File-Based Interaction

At gate steps, the AI creates files for interaction instead of requiring real-time chat:

  • Questions files: PRD_QUESTIONS.md, ARCH_QUESTIONS.md, TASKS_QUESTIONS.md, IMPL_QUESTIONS.md - Contains questions if AI needs more information
  • Output files: docs/PRD.md, docs/Architecture.md - Review and edit as needed
  • Progress tracking: .aidp-progress.yml - Tracks completion status

Answering Questions

When the AI creates a questions file, follow these steps:

  1. Edit the file directly: Add your answers below each question in the file
  2. Re-run the step: The AI will read your answers and complete the step
  3. Approve when satisfied: Mark the step complete and continue

The questions file is only created when the AI needs additional information beyond what it can infer from your project structure and existing files.

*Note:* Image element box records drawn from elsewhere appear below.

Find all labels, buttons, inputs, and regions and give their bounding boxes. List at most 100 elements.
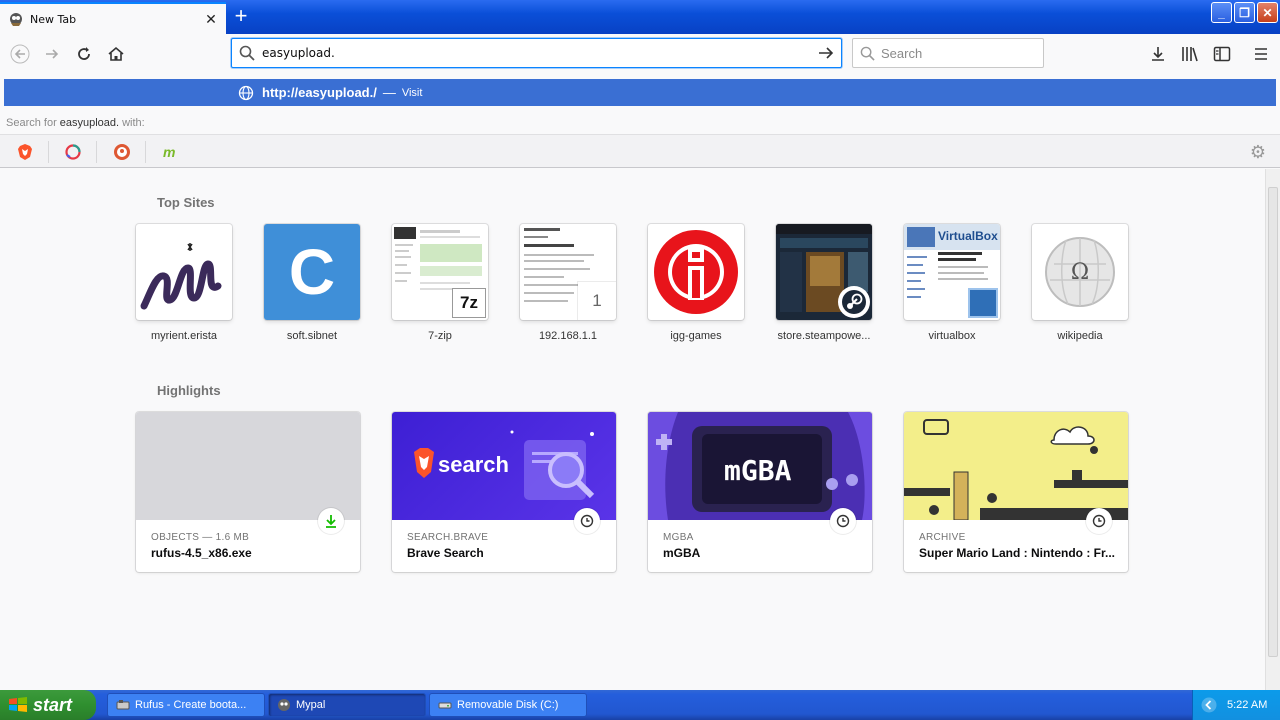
top-site-steam[interactable]: store.steampowe... <box>764 224 884 342</box>
engine-divider <box>48 141 49 163</box>
url-input[interactable]: easyupload. <box>262 46 811 60</box>
site-label: myrient.erista <box>150 330 218 342</box>
site-thumbnail <box>776 224 872 320</box>
task-label: Mypal <box>296 699 326 711</box>
page-scrollbar[interactable] <box>1265 169 1280 690</box>
browser-favicon-icon <box>10 13 22 26</box>
sidebar-icon[interactable] <box>1210 42 1234 66</box>
site-thumbnail: C <box>264 224 360 320</box>
minimize-icon[interactable]: _ <box>1211 2 1232 23</box>
site-thumbnail: Ω <box>1032 224 1128 320</box>
top-site-virtualbox[interactable]: VirtualBox virtualbox <box>892 224 1012 342</box>
globe-icon <box>238 85 254 100</box>
duckduckgo-engine-icon[interactable] <box>112 142 132 162</box>
qwant-engine-icon[interactable] <box>63 142 83 162</box>
windows-taskbar: start Rufus - Create boota... Mypal Remo… <box>0 690 1280 720</box>
tab-close-icon[interactable]: ✕ <box>204 11 218 27</box>
close-window-icon[interactable]: ✕ <box>1257 2 1278 23</box>
engine-divider <box>96 141 97 163</box>
library-icon[interactable] <box>1178 42 1202 66</box>
brave-search-engine-icon[interactable] <box>15 142 35 162</box>
rufus-icon <box>116 700 130 710</box>
highlight-card-rufus[interactable]: OBJECTS — 1.6 MB rufus-4.5_x86.exe <box>136 412 360 572</box>
task-label: Removable Disk (C:) <box>457 699 559 711</box>
downloads-icon[interactable] <box>1146 42 1170 66</box>
visit-label: Visit <box>401 86 423 99</box>
site-label: soft.sibnet <box>286 330 338 342</box>
highlight-card-brave[interactable]: search SEARCH.BRAVE Brave Search <box>392 412 616 572</box>
sibnet-logo: C <box>288 236 336 308</box>
forward-icon[interactable] <box>40 42 64 66</box>
search-bar[interactable]: Search <box>852 38 1044 68</box>
site-label: store.steampowe... <box>777 330 871 342</box>
url-suggestion-visit[interactable]: http://easyupload./ — Visit <box>4 79 1276 106</box>
highlight-card-mario[interactable]: ARCHIVE Super Mario Land : Nintendo : Fr… <box>904 412 1128 572</box>
card-context: ARCHIVE <box>919 532 966 543</box>
top-site-router[interactable]: 1 192.168.1.1 <box>508 224 628 342</box>
clock-icon <box>574 508 600 534</box>
site-thumbnail <box>648 224 744 320</box>
window-controls: _ ❐ ✕ <box>1211 2 1278 23</box>
system-tray: 5:22 AM <box>1192 690 1280 720</box>
top-site-myrient[interactable]: myrient.erista <box>124 224 244 342</box>
mojeek-engine-icon[interactable]: m <box>161 142 181 162</box>
top-site-igg-games[interactable]: igg-games <box>636 224 756 342</box>
card-context: OBJECTS — 1.6 MB <box>151 532 250 543</box>
steam-logo-icon <box>838 286 870 318</box>
mypal-icon <box>278 699 290 711</box>
restore-icon[interactable]: ❐ <box>1234 2 1255 23</box>
search-settings-gear-icon[interactable]: ⚙ <box>1250 142 1266 163</box>
removable-disk-icon <box>438 702 452 709</box>
search-icon <box>853 46 881 61</box>
reload-icon[interactable] <box>72 42 96 66</box>
scrollbar-thumb[interactable] <box>1268 187 1278 657</box>
highlight-card-mgba[interactable]: mGBA MGBA mGBA <box>648 412 872 572</box>
site-thumbnail <box>136 224 232 320</box>
one-off-search-engines: m ⚙ <box>0 134 1280 168</box>
visit-url: http://easyupload./ <box>262 85 377 100</box>
clock-icon <box>830 508 856 534</box>
menu-icon[interactable] <box>1249 42 1273 66</box>
back-icon[interactable] <box>8 42 32 66</box>
task-label: Rufus - Create boota... <box>135 699 247 711</box>
brave-image-text: search <box>438 452 509 477</box>
home-icon[interactable] <box>104 42 128 66</box>
card-title: Brave Search <box>407 546 484 560</box>
clock-icon <box>1086 508 1112 534</box>
tray-chevron-icon[interactable] <box>1201 697 1217 713</box>
go-arrow-icon[interactable] <box>811 45 841 61</box>
mgba-image-text: mGBA <box>724 454 792 487</box>
top-site-7zip[interactable]: 7z 7-zip <box>380 224 500 342</box>
card-context: MGBA <box>663 532 694 543</box>
search-for-suffix: with: <box>122 117 145 129</box>
taskbar-clock: 5:22 AM <box>1227 699 1268 711</box>
taskbar-item-rufus[interactable]: Rufus - Create boota... <box>107 693 265 717</box>
card-title: mGBA <box>663 546 701 560</box>
taskbar-item-mypal[interactable]: Mypal <box>268 693 426 717</box>
taskbar-item-removable-disk[interactable]: Removable Disk (C:) <box>429 693 587 717</box>
search-placeholder: Search <box>881 45 923 61</box>
search-for-query: easyupload. <box>59 117 120 129</box>
virtualbox-logo-icon <box>968 288 998 318</box>
start-button[interactable]: start <box>0 690 96 720</box>
highlights-heading: Highlights <box>157 383 221 398</box>
nav-toolbar: easyupload. Search <box>0 34 1280 74</box>
svg-text:m: m <box>163 145 175 159</box>
download-icon <box>318 508 344 534</box>
search-for-row: Search for easyupload. with: <box>0 112 1280 134</box>
new-tab-plus-icon[interactable]: + <box>230 5 252 27</box>
site-label: virtualbox <box>928 330 976 342</box>
site-label: wikipedia <box>1057 330 1103 342</box>
site-label: 192.168.1.1 <box>538 330 598 342</box>
site-thumbnail: 7z <box>392 224 488 320</box>
top-site-wikipedia[interactable]: Ω wikipedia <box>1020 224 1140 342</box>
tab-new-tab[interactable]: New Tab ✕ <box>0 2 226 34</box>
card-context: SEARCH.BRAVE <box>407 532 489 543</box>
start-label: start <box>33 694 73 715</box>
site-label: 7-zip <box>428 330 452 342</box>
card-title: Super Mario Land : Nintendo : Fr... <box>919 546 1116 560</box>
url-bar[interactable]: easyupload. <box>231 38 842 68</box>
top-site-sibnet[interactable]: C soft.sibnet <box>252 224 372 342</box>
site-label: igg-games <box>670 330 722 342</box>
card-image <box>136 412 360 520</box>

Your answers are preserved for future reference.

Workflow Examples

Standard Interactive Workflow

# Start Copilot mode (default)
aidp

# Copilot will guide you through:
# - Understanding your project goals
# - Selecting the right workflow (analysis, development, or both)
# - Answering questions about your requirements
# - Reviewing generated files (PRD, architecture, etc.)
# - Automatic execution with harness managing retries

Project Analysis

# High-level project analysis and documentation
aidp init

# Creates:
# - LLM_STYLE_GUIDE.md
# - PROJECT_ANALYSIS.md
# - CODE_QUALITY_PLAN.md

Progress Monitoring

# Watch progress in real-time
aidp checkpoint summary --watch

# Check job status
aidp jobs list
aidp checkpoint summary

Debug and Logging

# Enable debug output to see AI provider communication
AIDP_DEBUG=1 aidp

# Log to a file for debugging
AIDP_LOG_FILE=aidp.log aidp

# Combine both for full debugging
AIDP_DEBUG=1 AIDP_LOG_FILE=aidp.log aidp

Development

# Install dependencies
bundle install

# Install Tree-sitter parsers for development
./install_tree_sitter_parsers.sh

# Set up environment variables
export TREE_SITTER_PARSERS="$(pwd)/.aidp/parsers"

# Run tests
bundle exec rspec

# Run Tree-sitter analysis tests specifically
bundle exec rspec spec/aidp/analysis/
bundle exec rspec spec/integration/tree_sitter_analysis_workflow_spec.rb

# Run linter
bundle exec standardrb

# Auto-fix linting issues
bundle exec standardrb --fix

# Build gem
bundle exec rake build

Development Dependencies

The following system dependencies are required for development:

  • Tree-sitter - System library for parsing (install via brew install tree-sitter or package manager)
  • Ruby gems - All required gems are specified in aidp.gemspec and installed via bundle install

Contributing

See CONTRIBUTING.md for development setup and conventional commit guidelines.

Documentation

For detailed information:

Manual Workflow (Alternative)

The gem packages markdown prompts that can also be used directly with Cursor or any LLM. See the templates/ directory for the individual prompt files that can be run manually.